Чтобы крепче связать Енукидзе, Сталин ввел его в Центральную контрольную комиссию, которая призвана была наблюдать за партийной моралью. Предвидел ли Сталин, что Енукидзе сам будет привлечен за нарушение партийной морали? Такие противоречия, во всяком случае, никогда не останавливали его. Достаточно сказать, что старый большевик Рудзутак, арестованный по такому же обвинению, был в течение нескольких лет председателем Центральной контрольной комиссии, т. е. чем-то вроде первосвященника партийной и советской морали. Через систему сообщающихся сосудов я знал в последние годы моей московской жизни, что у Сталина есть особый архив, в котором собраны документы, улики, порочащие слухи против всех без исключения видных советских деятелей. В 1929 году, во время открытого разрыва с правыми членами Политбюро – Бухариным, Рыковым и Томским, – Сталину удалось удержать на своей стороне Калинина и Ворошилова только угрозой порочащих разоблачений. Так, по крайней мере, писали мне друзья в Константинополь.
В ноябре 1928 года ЦКК при участии многочисленных представителей контрольных комиссий Москвы рассматривала вопрос об исключении Зиновьева, Каменева и меня из партии. Приговор был предопределен заранее. В президиуме сидел Енукидзе. Мы не щадили наших судей.

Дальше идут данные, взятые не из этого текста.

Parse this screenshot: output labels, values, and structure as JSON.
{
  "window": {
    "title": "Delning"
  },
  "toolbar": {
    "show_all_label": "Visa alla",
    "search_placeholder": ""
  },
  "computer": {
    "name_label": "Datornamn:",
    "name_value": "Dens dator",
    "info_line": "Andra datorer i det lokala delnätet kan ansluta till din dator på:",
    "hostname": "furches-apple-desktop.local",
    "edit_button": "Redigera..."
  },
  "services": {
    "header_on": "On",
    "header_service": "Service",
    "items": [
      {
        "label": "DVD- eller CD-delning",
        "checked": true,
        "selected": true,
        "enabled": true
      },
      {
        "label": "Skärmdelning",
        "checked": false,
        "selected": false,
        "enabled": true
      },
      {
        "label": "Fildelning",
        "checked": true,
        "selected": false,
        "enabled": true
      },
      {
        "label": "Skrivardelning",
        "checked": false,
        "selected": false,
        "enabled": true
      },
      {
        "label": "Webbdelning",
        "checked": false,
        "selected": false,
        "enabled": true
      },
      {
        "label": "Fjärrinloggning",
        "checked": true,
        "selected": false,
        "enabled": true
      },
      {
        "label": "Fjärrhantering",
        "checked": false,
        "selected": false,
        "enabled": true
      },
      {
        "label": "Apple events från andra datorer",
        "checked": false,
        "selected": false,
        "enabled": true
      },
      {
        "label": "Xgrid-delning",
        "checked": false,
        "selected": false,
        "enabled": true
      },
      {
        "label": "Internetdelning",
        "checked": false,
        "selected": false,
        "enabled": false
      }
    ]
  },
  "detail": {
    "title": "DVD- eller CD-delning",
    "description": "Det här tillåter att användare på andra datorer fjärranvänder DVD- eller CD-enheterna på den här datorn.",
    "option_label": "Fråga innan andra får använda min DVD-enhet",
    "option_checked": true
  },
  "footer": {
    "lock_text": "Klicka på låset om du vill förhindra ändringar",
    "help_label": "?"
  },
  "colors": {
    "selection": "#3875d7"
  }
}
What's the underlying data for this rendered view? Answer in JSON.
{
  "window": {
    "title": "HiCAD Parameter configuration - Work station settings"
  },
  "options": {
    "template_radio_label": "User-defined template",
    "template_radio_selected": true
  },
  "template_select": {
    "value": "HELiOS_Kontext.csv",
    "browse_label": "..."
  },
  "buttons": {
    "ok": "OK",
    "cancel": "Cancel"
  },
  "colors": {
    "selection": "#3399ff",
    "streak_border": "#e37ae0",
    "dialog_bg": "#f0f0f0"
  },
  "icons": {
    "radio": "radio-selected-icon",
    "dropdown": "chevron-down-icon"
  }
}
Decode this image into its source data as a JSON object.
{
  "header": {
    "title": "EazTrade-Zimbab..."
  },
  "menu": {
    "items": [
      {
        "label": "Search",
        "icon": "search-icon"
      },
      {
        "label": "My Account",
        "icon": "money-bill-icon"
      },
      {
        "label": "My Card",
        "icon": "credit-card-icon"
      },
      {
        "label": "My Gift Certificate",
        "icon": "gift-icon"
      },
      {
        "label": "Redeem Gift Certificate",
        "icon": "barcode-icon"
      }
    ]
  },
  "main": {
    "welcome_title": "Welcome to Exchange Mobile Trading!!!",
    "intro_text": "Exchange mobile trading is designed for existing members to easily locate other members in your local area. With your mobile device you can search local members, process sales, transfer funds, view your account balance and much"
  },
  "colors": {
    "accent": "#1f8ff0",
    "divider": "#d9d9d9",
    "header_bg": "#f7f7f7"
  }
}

Члены комиссии плохо себя чувствовали под обличениями. На бедном Авеле не было лица. Тогда выступил Сахаров[119]
, один из наиболее доверенных сталинцев, особый тип гангстера, готового на всякую низость. Речь Сахарова состояла из площадных ругательств. Я потребовал, чтобы его остановили. Но члены президиума, слишком хорошо знавшие, кто продиктовал речь, не посмели этого сделать. Я заявил, что в таком собрании мне нечего делать, и покинул зал. Через некоторое время ко мне присоединились Зиновьев и Каменев, которых отдельные члены комиссии попытались было остановить. Несколько минут спустя на квартиру ко мне позвонил Енукидзе и стал уговаривать вернуться на собрание.– Как же вы терпите хулиганов в высшем учреждении партии?
– Лев Давыдович, – умолял меня Авель, – какое значение имеет Сахаров?

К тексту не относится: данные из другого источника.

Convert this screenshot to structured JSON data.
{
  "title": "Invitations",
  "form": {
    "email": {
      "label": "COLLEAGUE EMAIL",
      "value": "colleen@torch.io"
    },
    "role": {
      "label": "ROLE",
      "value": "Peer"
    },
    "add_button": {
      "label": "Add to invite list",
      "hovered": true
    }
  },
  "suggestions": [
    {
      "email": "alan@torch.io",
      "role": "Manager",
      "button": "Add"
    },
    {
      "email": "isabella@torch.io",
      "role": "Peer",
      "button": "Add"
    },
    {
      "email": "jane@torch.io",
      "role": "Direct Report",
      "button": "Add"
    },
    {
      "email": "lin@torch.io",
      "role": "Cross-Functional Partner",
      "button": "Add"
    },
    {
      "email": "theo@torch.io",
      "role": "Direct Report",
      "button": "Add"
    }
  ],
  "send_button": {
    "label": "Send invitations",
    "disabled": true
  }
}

– Большее значение, чем вы, во всяком случае, – ответил я, – ибо он выполняет то, что приказано, а вы только плачетесь.
Енукидзе отвечал что-то бессвязное, из чего видно было, что он надеялся на чудо. Но я на чудо не надеялся.
– Ведь вы же не посмеете вынести порицание Сахарову?
Енукидзе молчал.
– Ведь вы же через пять минут будете голосовать за мое исключение?
В ответ последовал тяжелый вздох. Это было мое последнее объяснение с Авелем. Через несколько недель я был уже в ссылке в Центральной Азии, через год – в эмиграции, в Турции. Енукидзе продолжал оставаться секретарем ЦИКа. Признаться, я об Енукидзе стал забывать. Но Сталин помнил о нем.